|Van Santen, Edzard -|
Submitted to: Book Chapter
Publication Type: Book / Chapter
Publication Acceptance Date: July 1, 2009
Publication Date: February 15, 2010
Citation: Casler, M.D., Van Santen, E. 2010. Breeding Objectives in Forages. In: B. Boller et al. (eds.) Handbook of Plant Breeding, Volume 5: Fodder Crops and Amenity Grasses. New York: Springer Publishing. p. 115-136. Interpretive Summary: This is a book chapter that describes published literature and methods related to setting objectives in forage breeding programs. The chapter discusses methods that breeders use to set priorities and methods used to accomplish particular goals. Many plant traits, breeding objectives, and breeding methods are discussed in the chapter, concluding with inter-relationships among breeding objectives. The audience for this book will be forage breeders and students.

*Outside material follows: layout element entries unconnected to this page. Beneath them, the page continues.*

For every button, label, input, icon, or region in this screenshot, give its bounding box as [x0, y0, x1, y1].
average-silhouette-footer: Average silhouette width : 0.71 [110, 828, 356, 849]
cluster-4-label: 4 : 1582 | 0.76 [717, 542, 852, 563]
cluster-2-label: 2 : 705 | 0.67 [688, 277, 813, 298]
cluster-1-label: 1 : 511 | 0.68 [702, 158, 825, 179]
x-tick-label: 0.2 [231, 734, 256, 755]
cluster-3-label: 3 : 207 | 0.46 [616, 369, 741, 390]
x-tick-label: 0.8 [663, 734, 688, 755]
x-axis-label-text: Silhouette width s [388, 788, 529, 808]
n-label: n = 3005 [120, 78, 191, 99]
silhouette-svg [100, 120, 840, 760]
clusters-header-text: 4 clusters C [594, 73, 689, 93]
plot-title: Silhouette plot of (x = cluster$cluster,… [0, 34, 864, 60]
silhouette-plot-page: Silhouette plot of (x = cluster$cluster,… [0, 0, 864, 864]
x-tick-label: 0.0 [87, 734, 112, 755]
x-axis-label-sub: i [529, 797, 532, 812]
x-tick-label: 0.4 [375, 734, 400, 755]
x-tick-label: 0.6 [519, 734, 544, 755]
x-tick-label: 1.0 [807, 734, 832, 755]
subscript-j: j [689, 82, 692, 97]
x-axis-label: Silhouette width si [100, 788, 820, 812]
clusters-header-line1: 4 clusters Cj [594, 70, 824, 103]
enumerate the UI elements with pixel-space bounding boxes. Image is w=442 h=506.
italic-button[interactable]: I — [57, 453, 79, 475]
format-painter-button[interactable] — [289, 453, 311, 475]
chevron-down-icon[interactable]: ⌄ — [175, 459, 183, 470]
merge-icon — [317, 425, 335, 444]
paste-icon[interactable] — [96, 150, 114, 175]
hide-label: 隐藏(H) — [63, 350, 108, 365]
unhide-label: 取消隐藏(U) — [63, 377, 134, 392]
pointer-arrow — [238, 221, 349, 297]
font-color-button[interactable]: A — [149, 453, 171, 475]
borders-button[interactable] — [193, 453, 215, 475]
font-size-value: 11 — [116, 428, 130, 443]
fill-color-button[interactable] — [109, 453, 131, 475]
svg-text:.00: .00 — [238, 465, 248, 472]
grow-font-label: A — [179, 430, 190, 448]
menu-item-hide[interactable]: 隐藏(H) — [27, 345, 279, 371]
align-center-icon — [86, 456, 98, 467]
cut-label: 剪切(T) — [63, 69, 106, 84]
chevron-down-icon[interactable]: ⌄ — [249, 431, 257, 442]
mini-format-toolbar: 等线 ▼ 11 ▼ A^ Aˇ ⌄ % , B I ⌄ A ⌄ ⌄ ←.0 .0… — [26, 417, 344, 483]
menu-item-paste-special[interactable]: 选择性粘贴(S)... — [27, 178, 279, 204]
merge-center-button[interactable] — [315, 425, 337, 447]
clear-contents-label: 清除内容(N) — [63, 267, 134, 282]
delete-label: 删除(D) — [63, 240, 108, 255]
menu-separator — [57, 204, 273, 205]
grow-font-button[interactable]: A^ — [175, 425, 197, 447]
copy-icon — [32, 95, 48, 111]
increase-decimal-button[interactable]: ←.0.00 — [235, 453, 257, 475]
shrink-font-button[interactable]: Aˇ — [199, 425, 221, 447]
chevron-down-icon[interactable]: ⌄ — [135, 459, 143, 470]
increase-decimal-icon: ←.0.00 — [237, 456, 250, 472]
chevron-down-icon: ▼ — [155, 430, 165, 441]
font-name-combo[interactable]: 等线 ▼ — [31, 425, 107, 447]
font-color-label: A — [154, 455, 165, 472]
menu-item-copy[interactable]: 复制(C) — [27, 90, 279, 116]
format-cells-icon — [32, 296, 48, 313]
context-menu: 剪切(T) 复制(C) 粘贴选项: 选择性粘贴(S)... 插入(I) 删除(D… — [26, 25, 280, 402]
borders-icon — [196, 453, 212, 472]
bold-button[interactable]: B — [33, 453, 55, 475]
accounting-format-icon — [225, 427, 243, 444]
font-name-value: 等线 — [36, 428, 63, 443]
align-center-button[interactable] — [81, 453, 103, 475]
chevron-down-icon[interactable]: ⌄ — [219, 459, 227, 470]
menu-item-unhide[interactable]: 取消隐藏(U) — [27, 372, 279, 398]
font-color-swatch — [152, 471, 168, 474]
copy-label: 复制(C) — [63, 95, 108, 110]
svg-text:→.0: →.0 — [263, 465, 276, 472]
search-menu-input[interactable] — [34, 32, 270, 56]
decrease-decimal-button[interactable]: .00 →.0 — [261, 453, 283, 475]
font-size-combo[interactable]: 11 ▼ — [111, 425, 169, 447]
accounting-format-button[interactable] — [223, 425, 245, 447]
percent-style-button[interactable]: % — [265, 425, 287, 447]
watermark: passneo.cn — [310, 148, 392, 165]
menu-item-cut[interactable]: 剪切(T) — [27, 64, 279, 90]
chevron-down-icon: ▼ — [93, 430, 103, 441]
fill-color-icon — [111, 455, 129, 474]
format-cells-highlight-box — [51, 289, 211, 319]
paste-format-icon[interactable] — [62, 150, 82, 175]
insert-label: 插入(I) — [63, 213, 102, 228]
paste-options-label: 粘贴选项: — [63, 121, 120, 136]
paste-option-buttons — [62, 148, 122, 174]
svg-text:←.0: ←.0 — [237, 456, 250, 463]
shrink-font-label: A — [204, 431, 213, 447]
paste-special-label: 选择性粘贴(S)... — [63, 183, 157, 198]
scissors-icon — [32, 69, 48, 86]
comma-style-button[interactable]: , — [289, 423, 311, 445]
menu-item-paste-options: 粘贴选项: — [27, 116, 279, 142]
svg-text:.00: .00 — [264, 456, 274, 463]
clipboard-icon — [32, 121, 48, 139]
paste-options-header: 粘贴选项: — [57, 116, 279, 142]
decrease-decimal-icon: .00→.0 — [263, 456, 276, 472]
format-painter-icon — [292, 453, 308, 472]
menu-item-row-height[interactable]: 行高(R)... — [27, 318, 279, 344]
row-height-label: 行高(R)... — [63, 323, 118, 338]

Technical Abstract: All breeding programs share one common objective – to improve a species for use within a target population of environments and a particular agricultural context. Beyond this common goal, the objectives of forage breeding programs are as varied as the species upon which they are based and the breeders who develop and implement them. Breeding objectives are framed within the agricultural context and the environments in which the species will be used. This chapter provides a review of literature and brief descriptions of many breeding objectives related to growth characteristics, biomass yield, nitrogen economy, forage quality, and stress tolerances. The ultimate choice of breeding objectives depends on many factors. Breeders must often make difficult decisions with little scientific information of direct relevance to the specific objective. Practical plant breeders are much more than people who develop new cultivars – they are problem solvers. The use of forage breeding to solve forage production problems requires sufficient scientific knowledge to identify the problem, prediction of a potential solution with a reasonably high degree of certainty, identification of reasonable and reliable breeding methods and traits, and the presence of sufficient genetic variability to create new germplasm that is sufficiently improved to assist in solving the problem.